Dive Brief:
- AI model performance improved significantly over the past two years, according to the latest AI Index report from the Stanford Institute for Human-Centered AI. The research, education, industry and policy group analyzed 29 benchmarks, evaluations and leaderboards to create the 400-plus page study.
- One benchmark evaluating a model's ability to resolve GitHub issues from popular open-source Python repositories found the best-performing model at the end of 2023 scored 4.4%, while OpenAI’s o3, released to researchers and developers in December, solved nearly 72% of problems by early 2025.
- OpenAI’s o1, which was introduced in September, landed the top spot in a multidiscipline task benchmark evaluating multimodal models on deliberate reasoning and college-level subject knowledge. The o1 model scored 4.4 points below the human benchmark and 18.8 points higher than last year’s state-of-the-art score.
Dive Insight:
AI model costs, accessibility and other areas have room to grow even as analysis of model performance suggests drastic improvement.

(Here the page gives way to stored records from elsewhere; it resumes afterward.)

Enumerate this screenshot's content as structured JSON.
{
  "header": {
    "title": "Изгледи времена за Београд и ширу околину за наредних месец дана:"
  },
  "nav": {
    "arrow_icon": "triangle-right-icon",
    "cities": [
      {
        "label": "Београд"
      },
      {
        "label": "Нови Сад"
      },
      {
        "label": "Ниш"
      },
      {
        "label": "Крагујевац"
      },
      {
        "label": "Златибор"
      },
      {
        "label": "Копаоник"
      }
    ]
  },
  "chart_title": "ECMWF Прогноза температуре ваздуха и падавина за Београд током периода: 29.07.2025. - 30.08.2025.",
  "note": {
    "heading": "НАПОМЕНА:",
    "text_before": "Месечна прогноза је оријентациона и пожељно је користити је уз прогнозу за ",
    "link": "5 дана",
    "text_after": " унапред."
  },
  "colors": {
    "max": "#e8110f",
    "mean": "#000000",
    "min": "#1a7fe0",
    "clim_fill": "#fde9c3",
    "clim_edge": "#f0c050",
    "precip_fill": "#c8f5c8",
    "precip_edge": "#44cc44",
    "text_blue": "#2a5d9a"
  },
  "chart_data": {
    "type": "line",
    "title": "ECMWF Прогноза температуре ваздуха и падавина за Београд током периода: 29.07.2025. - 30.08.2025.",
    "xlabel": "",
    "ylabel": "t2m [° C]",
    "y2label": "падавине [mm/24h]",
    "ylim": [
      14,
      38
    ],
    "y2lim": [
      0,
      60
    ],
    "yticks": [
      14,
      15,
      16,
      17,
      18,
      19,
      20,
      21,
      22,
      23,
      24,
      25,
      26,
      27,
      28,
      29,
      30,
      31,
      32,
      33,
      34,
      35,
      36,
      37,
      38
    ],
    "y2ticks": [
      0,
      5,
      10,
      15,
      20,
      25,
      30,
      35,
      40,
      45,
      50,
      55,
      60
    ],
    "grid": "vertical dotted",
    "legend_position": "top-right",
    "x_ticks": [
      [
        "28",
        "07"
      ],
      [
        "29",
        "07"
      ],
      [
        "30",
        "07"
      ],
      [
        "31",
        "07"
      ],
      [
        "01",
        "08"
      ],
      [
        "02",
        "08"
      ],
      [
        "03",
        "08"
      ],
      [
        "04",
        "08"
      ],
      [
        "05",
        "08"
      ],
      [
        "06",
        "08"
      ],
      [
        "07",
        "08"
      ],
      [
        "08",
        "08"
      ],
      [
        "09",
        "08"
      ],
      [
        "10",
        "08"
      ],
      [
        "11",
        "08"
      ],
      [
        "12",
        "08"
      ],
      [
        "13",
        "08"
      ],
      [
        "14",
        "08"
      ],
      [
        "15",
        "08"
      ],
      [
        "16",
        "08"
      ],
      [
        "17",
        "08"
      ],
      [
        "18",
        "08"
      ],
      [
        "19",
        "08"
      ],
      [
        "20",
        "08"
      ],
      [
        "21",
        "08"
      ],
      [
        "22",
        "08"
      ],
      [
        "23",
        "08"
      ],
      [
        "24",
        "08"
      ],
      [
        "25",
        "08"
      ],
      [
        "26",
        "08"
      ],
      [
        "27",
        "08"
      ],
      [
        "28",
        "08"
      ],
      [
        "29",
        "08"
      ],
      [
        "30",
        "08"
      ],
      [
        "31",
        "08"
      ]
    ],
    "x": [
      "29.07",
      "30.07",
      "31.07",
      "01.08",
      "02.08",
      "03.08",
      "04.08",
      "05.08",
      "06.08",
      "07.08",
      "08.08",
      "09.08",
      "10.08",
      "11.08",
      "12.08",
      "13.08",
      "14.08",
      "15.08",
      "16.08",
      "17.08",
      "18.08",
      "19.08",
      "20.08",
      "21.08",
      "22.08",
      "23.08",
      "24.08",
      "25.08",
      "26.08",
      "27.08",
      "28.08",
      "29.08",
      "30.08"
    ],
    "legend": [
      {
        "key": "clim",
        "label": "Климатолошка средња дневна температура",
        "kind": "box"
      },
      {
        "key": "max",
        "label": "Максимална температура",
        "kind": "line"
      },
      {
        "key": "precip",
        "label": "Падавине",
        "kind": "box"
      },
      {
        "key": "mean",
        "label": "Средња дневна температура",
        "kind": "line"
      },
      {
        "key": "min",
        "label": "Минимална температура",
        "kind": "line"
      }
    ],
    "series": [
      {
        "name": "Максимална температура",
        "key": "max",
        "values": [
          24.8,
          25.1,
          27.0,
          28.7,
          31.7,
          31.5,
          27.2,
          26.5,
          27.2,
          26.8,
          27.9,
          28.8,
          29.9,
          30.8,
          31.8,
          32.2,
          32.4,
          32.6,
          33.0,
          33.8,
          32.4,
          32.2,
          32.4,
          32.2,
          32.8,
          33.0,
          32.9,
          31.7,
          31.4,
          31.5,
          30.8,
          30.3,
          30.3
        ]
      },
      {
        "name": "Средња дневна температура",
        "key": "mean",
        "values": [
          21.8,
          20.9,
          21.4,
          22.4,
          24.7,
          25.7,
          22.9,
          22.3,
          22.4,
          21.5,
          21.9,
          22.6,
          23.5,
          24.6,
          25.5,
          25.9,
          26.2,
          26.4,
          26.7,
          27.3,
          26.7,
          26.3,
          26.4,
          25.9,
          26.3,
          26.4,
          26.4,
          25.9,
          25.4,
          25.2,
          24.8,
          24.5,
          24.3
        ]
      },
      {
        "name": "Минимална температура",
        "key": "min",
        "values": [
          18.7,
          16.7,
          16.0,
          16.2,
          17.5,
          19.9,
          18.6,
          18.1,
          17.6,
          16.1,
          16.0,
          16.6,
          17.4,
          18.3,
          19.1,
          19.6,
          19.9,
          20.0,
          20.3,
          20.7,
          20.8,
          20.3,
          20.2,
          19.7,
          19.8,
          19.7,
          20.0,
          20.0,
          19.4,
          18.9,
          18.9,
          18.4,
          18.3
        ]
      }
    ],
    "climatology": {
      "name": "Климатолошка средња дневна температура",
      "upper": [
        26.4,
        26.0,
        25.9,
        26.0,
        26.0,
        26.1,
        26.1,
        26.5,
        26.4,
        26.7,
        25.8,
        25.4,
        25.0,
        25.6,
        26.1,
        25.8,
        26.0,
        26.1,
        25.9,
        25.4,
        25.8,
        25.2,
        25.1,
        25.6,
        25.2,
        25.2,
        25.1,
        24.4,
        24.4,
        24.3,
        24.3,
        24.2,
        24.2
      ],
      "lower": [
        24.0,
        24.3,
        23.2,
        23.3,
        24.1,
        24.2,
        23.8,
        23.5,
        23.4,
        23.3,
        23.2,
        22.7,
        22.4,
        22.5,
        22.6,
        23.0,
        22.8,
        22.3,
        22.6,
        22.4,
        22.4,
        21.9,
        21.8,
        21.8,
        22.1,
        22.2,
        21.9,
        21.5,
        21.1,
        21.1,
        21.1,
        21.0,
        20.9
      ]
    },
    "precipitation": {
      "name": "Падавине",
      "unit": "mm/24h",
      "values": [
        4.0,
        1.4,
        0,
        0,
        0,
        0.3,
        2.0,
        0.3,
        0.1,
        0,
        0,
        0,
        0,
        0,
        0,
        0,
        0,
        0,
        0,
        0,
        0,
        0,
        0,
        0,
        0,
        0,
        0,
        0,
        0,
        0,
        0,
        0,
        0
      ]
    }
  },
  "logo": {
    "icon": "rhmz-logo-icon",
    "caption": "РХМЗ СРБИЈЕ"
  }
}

The Stanford Institute for Human-Centered AI research found energy efficiency has increased by 40% each year, while hardware costs have declined by 30% annually. Models are also becoming smaller and more efficient. Microsoft’s 3.8 billion parameter Phi-3-mini scored higher than 60% on a widely used benchmark where the smallest model to reach the threshold had 540 billion parameters.
Cost and accessibility have moved to the forefront of criteria enterprises are assessing in model decisions. China-based AI startup DeepSeek captured attention earlier this year when it claimed its R1 model rivaled leading U.S. models at a fraction of the training cost, underlining the enterprise friction with existing cost structures.
Responsible AI is another area where CIOs are taking a closer look. Researchers have created new benchmarks and sounded the alarm on poorly constructed tests, according to Stanford’s analysis.
The HELM Safety, which provides a comprehensive evaluation of language models, and AIR-Bench, which focuses on government regulations, are two examples of benchmarks that evaluate models based on responsible AI metrics. Anthropic’s Claude 3.5 Sonnet is considered the safest in the HELM Safety test, followed closely by OpenAI’s o1.
Analysts have cautioned CIOs against going all-in on one model or vendor, and instead recommended striving for model-agnostic platforms as the pace of innovation persists.
Expedia Group developed an internal experimentation platform with that in mind.
“We really want to make sure we can take advantage of the latest, coolest model,” Shiyi Pickrell, SVP of data and AI at Expedia Group, told CIO Dive. “Some of them have better infrastructure or capabilities, so we built this generic layer allowing us to use different models based on the use case or cost.”
The overall performance gaps between model competitors have narrowed, too, underlining the need for flexibility.
There was an 11.9% performance gap between the highest and 10th-ranked model in one assessment included in Stanford’s AI Index report last year. The difference shrank to 5.4% this year. Meanwhile, the gap between the top U.S. models and the best Chinese model was 9.26% last year and dwindled to 1.70% in a February assessment.